Musiziert wird in Aachen auf gutem Niveau. Es ist schon erstaunlich, was die Verantwortlichen in diesem kleinen Stadttheater immer wieder auf die Beine stellen. Chor und Orchester bewältigen ihre Aufgabe mit Leidenschaft und Hingabe und Justus Thorau ist ein aufmerksamer Begleiter der Solisten, neigt allerdings manchmal dazu, das Tempo zu verschleppen.

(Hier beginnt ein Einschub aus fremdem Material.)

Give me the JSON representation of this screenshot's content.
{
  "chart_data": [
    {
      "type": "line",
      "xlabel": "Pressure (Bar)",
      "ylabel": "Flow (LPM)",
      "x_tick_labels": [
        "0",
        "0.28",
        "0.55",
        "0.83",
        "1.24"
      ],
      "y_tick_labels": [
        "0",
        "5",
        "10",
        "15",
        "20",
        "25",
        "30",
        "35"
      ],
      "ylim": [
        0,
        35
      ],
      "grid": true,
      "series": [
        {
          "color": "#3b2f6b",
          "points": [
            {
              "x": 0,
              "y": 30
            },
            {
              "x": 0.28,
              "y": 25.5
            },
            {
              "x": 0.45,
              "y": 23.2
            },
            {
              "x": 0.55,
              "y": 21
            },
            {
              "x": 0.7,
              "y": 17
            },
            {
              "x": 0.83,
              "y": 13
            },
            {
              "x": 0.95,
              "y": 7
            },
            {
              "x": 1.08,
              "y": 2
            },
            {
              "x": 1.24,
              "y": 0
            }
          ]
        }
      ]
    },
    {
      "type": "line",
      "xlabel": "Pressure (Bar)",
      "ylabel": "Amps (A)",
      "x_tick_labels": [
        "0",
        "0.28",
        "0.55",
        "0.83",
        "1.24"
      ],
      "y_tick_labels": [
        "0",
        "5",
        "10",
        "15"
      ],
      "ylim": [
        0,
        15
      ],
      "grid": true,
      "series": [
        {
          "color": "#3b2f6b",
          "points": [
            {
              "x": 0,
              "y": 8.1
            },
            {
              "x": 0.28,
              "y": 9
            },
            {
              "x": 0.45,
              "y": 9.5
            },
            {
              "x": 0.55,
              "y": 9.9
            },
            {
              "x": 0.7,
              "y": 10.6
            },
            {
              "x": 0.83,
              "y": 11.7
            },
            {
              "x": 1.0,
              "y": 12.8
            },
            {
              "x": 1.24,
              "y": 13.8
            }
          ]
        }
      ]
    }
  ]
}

Das begeisterte Publikum im ausverkauften Haus feierte die französische Koloratursopranistin Solen Maiguené , die schon im Musiktheater im Revier, in Leipzig, Hamburg und an kleineren Häusern auf sich aufmerksam gemacht hat, in der Titelpartie der Violetta frenetisch. Schauspielerisch bleibt sie in der Tat der Partie nichts schuldig und auch musikalisch hat sie das Zeug dazu, einmal eine ganz große Interpretin dieser Rolle zu werden. Ihre besonders in der Mittellage und im Piano ungemein einnehmende Stimme kommt da noch etwas an ihre Grenze, wo es gilt, auch die Spitzentöne der Gesangslinie unterzuordnen. Auch die eine oder andere Koloratur könnte noch gestochener daherkommen. Dennoch: insgesamt eine beeindruckende Leistung der jungen, ungemein begabten Sängerin!
Alexey Sayapin , der einige Jahre im Alto Theater in Essen zum Ensemble gehörte, gibt einen wunderbar lyrischen, wohlklingenden Alfredo, zeigt dann aber im 3. Bild, dass er stimmlich auch noch deutlich zulegen kann. Nur sein mit Spannung erwartetes „Parigi, o cara“ kam doch etwas trocken und hölzern daher. Ensemblemitglied und Publikumsliebling Hrólfur Saemundsson als Vater Germont steigerte sich nach eher verhaltenem Beginn zu gewohntem Bariton-Balsam und versetzte das Publikum bei seiner Auseinandersetzung mit Alfredo darüber hinaus mit einem veritablen Sturz auf den Rücken in Aufregung: da konnte man schon um die Bandscheiben des Isländers Angst haben!
Auch alle Nebenpartien waren rollendeckend besetzt, sodass der Abend insgesamt , zieht man die Bedingungen am Stadttheater in Aachen in Betracht, nur wenige Wünsche offen ließ. Das Publikum feierte jedenfalls alle Beteiligten lautstark und anhaltend. Und das völlig zu Recht. Mein Tipp: lassen Sie sich diese Traviata in Aachen nicht entgehen!